Cachée dans son alvéole à La Pallice, la drague est passée au second plan. Elle a aussi manqué de défenseurs militants. L’association TD6 crée en 1986 a disparu de la circulation. Les Amis du musée ont entretenu et fait naviguer Joshua, plus amusant que de penser à un vieil engin que la plupart n’ont jamais vu.

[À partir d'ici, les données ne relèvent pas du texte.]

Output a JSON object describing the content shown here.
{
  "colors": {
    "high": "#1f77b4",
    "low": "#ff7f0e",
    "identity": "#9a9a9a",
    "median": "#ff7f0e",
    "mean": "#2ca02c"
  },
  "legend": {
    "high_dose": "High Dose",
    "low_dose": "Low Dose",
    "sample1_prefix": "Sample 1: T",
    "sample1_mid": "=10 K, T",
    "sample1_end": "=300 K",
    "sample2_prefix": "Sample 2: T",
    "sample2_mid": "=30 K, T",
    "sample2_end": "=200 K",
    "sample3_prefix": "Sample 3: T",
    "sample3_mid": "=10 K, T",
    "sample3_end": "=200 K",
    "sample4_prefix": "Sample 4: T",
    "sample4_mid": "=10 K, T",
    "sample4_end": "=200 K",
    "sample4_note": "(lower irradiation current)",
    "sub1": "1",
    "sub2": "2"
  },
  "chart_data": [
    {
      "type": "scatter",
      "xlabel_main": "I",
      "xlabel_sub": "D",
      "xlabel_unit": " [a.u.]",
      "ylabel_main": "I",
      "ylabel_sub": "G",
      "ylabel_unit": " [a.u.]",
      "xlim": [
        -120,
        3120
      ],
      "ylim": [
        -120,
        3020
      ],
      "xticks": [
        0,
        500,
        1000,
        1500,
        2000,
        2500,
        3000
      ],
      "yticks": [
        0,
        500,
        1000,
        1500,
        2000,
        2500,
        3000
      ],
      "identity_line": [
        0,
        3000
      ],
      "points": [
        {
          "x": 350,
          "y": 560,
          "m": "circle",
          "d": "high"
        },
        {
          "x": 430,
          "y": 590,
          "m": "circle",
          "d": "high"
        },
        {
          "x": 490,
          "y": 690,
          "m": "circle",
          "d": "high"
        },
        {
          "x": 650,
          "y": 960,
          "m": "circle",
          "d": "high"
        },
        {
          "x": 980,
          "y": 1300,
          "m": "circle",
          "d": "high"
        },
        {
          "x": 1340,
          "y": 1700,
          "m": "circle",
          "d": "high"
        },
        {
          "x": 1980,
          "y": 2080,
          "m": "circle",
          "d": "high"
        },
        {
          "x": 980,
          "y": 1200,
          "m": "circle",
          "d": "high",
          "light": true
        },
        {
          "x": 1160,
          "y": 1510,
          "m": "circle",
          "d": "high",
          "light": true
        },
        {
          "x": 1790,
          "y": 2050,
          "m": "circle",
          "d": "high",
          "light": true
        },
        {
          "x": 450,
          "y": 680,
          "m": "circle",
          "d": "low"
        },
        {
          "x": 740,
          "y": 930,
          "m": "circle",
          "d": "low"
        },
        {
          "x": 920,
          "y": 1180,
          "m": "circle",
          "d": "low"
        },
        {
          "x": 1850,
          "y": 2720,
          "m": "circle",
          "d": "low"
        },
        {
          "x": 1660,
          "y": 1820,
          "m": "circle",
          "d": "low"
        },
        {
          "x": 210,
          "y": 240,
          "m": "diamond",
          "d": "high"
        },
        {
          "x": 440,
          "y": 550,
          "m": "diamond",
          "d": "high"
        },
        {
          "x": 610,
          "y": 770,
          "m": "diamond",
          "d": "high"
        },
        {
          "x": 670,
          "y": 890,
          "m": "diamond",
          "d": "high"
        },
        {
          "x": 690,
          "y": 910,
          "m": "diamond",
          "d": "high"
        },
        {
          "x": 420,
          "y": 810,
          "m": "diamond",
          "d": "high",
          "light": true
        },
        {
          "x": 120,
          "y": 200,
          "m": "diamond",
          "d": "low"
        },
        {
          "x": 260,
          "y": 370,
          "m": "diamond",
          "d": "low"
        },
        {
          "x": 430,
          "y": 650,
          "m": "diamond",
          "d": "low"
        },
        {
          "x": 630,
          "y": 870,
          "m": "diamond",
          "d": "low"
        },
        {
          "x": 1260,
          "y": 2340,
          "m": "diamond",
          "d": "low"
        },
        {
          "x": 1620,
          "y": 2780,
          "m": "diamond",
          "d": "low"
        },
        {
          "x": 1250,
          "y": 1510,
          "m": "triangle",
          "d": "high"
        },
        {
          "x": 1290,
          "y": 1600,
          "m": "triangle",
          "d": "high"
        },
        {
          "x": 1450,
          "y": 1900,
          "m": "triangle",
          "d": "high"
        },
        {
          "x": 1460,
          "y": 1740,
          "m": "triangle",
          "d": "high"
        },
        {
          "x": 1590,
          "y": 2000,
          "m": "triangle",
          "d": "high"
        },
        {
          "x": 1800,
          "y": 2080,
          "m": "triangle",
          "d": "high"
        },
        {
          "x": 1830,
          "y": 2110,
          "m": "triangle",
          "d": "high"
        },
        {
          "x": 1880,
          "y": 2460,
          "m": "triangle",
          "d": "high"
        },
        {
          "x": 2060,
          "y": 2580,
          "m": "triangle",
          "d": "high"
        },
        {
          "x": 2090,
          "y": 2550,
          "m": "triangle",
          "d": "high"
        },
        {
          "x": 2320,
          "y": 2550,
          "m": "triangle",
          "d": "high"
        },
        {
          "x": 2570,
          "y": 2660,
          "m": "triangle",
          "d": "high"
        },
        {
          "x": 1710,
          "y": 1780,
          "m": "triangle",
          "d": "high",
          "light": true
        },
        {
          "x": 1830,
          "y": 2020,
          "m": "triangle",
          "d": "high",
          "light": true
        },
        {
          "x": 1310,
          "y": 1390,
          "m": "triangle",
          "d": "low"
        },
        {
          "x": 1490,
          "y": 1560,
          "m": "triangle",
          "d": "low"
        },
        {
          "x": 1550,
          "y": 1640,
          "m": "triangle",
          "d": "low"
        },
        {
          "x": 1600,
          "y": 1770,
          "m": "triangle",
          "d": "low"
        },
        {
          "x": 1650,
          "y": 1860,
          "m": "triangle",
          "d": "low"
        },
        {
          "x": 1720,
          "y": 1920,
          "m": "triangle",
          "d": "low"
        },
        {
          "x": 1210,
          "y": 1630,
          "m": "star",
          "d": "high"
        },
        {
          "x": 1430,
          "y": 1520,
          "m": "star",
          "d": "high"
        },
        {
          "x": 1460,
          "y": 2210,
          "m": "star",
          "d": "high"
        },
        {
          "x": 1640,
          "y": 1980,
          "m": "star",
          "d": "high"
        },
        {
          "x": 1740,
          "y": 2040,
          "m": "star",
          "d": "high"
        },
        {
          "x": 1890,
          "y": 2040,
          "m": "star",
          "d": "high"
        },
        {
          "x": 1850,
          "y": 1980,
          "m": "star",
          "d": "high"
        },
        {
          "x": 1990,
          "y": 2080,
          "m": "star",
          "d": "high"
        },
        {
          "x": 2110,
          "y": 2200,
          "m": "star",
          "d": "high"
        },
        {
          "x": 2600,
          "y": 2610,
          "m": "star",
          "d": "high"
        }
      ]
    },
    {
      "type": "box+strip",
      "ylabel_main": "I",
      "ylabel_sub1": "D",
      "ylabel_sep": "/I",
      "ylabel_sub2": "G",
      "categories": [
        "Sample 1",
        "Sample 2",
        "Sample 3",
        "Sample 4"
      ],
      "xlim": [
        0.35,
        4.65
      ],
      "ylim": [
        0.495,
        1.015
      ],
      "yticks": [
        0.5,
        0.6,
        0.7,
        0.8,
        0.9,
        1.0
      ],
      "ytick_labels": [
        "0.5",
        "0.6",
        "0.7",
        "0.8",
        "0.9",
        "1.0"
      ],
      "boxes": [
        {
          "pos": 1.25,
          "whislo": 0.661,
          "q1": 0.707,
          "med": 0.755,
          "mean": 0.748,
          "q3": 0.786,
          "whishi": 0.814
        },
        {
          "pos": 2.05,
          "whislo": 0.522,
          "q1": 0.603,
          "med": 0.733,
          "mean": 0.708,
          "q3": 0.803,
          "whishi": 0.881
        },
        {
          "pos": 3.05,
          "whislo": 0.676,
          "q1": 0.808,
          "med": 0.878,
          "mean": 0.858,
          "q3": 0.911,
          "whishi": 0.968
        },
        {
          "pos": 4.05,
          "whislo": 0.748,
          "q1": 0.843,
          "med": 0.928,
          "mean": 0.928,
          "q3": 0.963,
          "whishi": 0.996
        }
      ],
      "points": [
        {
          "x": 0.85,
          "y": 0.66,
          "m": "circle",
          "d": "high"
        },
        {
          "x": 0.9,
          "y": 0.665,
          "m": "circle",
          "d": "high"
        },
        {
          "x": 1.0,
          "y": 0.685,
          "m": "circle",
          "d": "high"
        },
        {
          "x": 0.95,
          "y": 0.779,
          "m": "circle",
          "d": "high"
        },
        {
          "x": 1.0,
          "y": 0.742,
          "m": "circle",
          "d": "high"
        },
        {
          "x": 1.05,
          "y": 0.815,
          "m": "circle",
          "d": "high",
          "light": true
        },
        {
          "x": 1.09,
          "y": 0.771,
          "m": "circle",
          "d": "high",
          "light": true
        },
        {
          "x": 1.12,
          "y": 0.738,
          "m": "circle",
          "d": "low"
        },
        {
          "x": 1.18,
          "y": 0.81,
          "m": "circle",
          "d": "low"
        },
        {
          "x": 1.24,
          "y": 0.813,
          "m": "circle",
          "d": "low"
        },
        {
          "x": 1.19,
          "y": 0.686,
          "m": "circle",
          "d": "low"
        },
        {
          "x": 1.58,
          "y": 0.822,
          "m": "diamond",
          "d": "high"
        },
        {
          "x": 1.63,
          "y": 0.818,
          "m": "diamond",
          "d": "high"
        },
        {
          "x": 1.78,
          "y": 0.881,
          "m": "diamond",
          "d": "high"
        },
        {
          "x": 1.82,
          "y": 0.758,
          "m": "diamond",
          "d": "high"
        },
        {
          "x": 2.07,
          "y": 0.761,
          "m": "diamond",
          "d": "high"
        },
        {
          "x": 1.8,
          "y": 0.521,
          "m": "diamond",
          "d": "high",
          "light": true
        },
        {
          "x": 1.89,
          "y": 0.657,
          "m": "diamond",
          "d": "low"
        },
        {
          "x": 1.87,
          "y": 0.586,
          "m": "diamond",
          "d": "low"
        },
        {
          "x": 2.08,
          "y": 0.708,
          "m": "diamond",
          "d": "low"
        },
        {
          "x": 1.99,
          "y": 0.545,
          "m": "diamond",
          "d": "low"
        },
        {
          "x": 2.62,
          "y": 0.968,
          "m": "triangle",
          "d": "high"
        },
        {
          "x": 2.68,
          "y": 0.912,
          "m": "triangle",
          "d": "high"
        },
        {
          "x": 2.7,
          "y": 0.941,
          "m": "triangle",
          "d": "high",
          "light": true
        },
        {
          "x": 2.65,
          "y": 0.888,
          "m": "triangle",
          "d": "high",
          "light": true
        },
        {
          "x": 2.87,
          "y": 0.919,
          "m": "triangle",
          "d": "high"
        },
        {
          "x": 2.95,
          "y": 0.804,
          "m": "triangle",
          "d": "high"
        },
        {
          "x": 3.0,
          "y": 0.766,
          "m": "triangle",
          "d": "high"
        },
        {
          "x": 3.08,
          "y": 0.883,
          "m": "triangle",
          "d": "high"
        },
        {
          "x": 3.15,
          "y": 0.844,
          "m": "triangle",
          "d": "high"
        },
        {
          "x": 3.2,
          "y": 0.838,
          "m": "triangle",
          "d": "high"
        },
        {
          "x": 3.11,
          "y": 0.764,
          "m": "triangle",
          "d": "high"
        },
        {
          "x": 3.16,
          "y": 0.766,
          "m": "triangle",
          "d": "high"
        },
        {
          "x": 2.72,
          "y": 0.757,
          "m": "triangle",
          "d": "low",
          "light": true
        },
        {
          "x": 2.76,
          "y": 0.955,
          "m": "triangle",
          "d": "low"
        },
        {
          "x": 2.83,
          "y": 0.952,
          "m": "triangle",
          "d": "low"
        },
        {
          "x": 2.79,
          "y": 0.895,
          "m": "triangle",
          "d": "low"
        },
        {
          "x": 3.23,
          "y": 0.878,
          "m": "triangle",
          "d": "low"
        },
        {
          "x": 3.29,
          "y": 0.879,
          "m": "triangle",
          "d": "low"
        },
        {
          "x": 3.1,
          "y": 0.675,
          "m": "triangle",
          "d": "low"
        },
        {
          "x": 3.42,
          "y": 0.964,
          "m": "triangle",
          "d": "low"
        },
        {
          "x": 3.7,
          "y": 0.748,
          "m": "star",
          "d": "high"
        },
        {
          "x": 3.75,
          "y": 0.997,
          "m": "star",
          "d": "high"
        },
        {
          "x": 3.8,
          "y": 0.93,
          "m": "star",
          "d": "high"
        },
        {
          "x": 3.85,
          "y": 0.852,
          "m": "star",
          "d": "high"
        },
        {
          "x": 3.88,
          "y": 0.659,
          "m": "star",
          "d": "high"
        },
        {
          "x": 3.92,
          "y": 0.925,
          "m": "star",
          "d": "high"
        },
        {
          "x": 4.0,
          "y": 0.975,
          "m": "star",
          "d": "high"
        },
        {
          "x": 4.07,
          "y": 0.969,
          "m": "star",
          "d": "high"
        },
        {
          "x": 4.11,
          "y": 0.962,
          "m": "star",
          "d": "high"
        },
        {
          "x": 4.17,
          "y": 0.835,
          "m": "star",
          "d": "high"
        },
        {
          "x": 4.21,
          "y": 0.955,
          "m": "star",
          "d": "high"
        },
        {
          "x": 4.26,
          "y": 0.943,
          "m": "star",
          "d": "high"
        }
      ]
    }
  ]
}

Bien qu’ayant été le premier à évoquer la conservation de la drague dès avril 1986 dans un article du Marin5, pris par mes activités professionnelles, j’ai été attentiste.

Accepter la réalité

Le résultat de cette histoire est une coque irrécupérable qui, de plus, est amianté avec le coût que cela suppose. La déconstruction prévue avec la récupération des éléments significatifs va s’élever à 800 000 euros.

La déconstruction a commencé6. Ph. Yves Gaubert

Une restauration complète aurait un coût prohibitif en ces temps de régression des budgets culturels. Comme il est trop tard pour se lamenter ou chercher des boucs émissaires, le musée se pose la question de savoir ce qu’il est possible de sauver et comment le valoriser.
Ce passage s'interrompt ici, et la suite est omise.